Parker asserted that the question in Congress is not whether the sanctions are working, but rather, “what else could we have done?” Many members of Congress feel that if the sanctions are not accomplishing the objectives, they should be strengthened. However, their objectives are not always clearly defined, Parker said. Congress, he argues, sees the Russian sanctions as “symbolically effective” because Russian government officials continue referring to them, which reinforces Congress’s belief in the sanctions’ utility. He referred to an unclassified State Department paper released in September 2016 (Measuring Smartness: Understanding the Economic Impact of Targeted Sanctions), saying that the average sanctioned or associated company loses one-third of its operating revenue, over one-half of its asset value and one-third of its employees relative to its unsanctioned peers; that sanctions have had a relatively smaller impact on the Russian economy than oil prices; and the EU has not suffered that much from sanctions or counter-sanctions. In fact, the report stated that the countries most supportive of the sanctions have also suffered the most from them.
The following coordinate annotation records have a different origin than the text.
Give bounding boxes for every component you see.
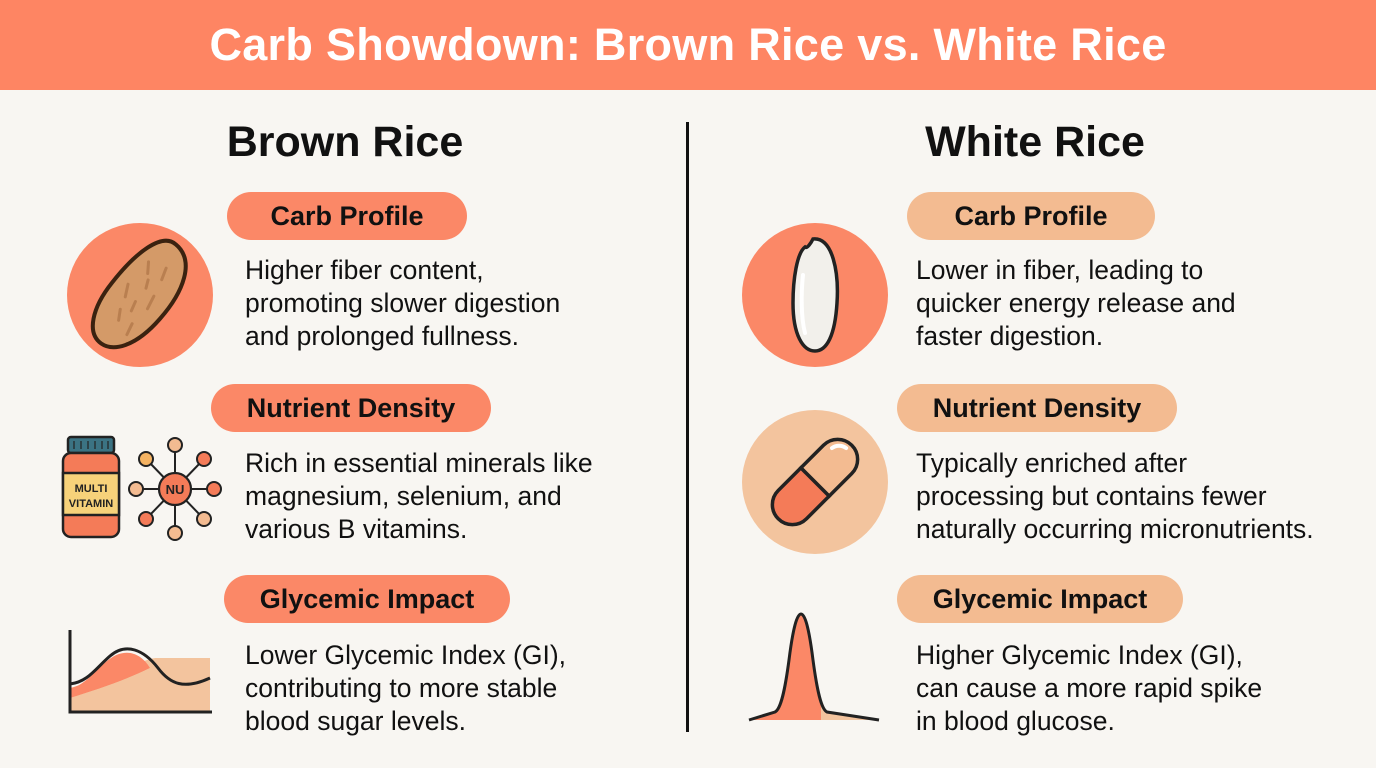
desc-line: blood sugar levels.	[245, 706, 466, 736]
brown-rice-grain-icon	[67, 223, 213, 367]
svg-text:VITAMIN: VITAMIN	[69, 498, 113, 510]
multivitamin-bottle-icon: MULTI VITAMIN NU	[61, 435, 222, 541]
desc-line: and prolonged fullness.	[245, 321, 520, 351]
brown-glycemic-impact-label: Glycemic Impact	[224, 575, 510, 623]
white-glycemic-impact-label: Glycemic Impact	[897, 575, 1183, 623]
desc-line: Lower Glycemic Index (GI),	[245, 640, 567, 670]
column-divider	[686, 122, 689, 732]
svg-text:MULTI: MULTI	[75, 483, 108, 495]
white-rice-grain-icon	[742, 223, 888, 367]
brown-nutrient-density-text: Rich in essential minerals like magnesiu…	[245, 447, 593, 546]
pill-capsule-icon	[742, 410, 888, 554]
brown-glycemic-impact-text: Lower Glycemic Index (GI), contributing …	[245, 639, 566, 738]
desc-line: faster digestion.	[916, 321, 1104, 351]
desc-line: processing but contains fewer	[916, 481, 1267, 511]
desc-line: Typically enriched after	[916, 448, 1188, 478]
desc-line: Higher fiber content,	[245, 255, 484, 285]
title-banner: Carb Showdown: Brown Rice vs. White Rice	[0, 0, 1376, 90]
desc-line: naturally occurring micronutrients.	[916, 514, 1314, 544]
desc-line: various B vitamins.	[245, 514, 468, 544]
desc-line: quicker energy release and	[916, 288, 1236, 318]
desc-line: promoting slower digestion	[245, 288, 561, 318]
desc-line: magnesium, selenium, and	[245, 481, 562, 511]
desc-line: Higher Glycemic Index (GI),	[916, 640, 1243, 670]
white-glycemic-impact-text: Higher Glycemic Index (GI), can cause a …	[916, 639, 1262, 738]
brown-rice-title: Brown Rice	[226, 118, 464, 166]
desc-line: can cause a more rapid spike	[916, 673, 1263, 703]
white-nutrient-density-text: Typically enriched after processing but …	[916, 447, 1314, 546]
desc-line: Lower in fiber, leading to	[916, 255, 1204, 285]
desc-line: in blood glucose.	[916, 706, 1115, 736]
desc-line: Rich in essential minerals like	[245, 448, 593, 478]
svg-text:NU: NU	[166, 482, 185, 497]
white-rice-title: White Rice	[925, 118, 1145, 166]
brown-carb-profile-text: Higher fiber content, promoting slower d…	[245, 254, 560, 353]
desc-line: contributing to more stable	[245, 673, 558, 703]
page-title: Carb Showdown: Brown Rice vs. White Rice	[209, 19, 1167, 70]
white-carb-profile-text: Lower in fiber, leading to quicker energ…	[916, 254, 1236, 353]
white-nutrient-density-label: Nutrient Density	[897, 384, 1177, 432]
spike-curve-chart-icon	[748, 612, 880, 722]
brown-nutrient-density-label: Nutrient Density	[211, 384, 491, 432]
brown-carb-profile-label: Carb Profile	[227, 192, 467, 240]
white-carb-profile-label: Carb Profile	[907, 192, 1155, 240]
gentle-curve-chart-icon	[68, 630, 212, 714]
Parker said that the chances of additional sanctions are “much greater than they were a couple of months ago” due to political developments in the United States. There is no hesitation among Democrats for additional sanctions, and some Republicans may join in as they seek “preemptive insurance” for themselves to hedge against what the Russia-related investigations might find, he said. Parker also asserted that the consensus within Congress is “pretty broad” and there is “not much really holding them back” except for a “few gatekeepers in leadership.” Things would move “very quickly” if relevant committees marked up a specific bill. Codification efforts, he added, vary in scope from a very narrow, reasonable codification of limited Crimea sanctions—most notably the Stand Up for Ukraine Act that passed the House last September—to the Russia Review Act, which would subject the whole sanctions regime to codification and imposes a “maximalist termination” that says Russia must cease violating any territorial integrity before sanctions can be lifted (meaning that so long as Russia remains in Crimea, the sanctions would stay in force). There are a few other bills that mirror Iran sanctions bills, but “if and when they move, they will change substantially,” he said.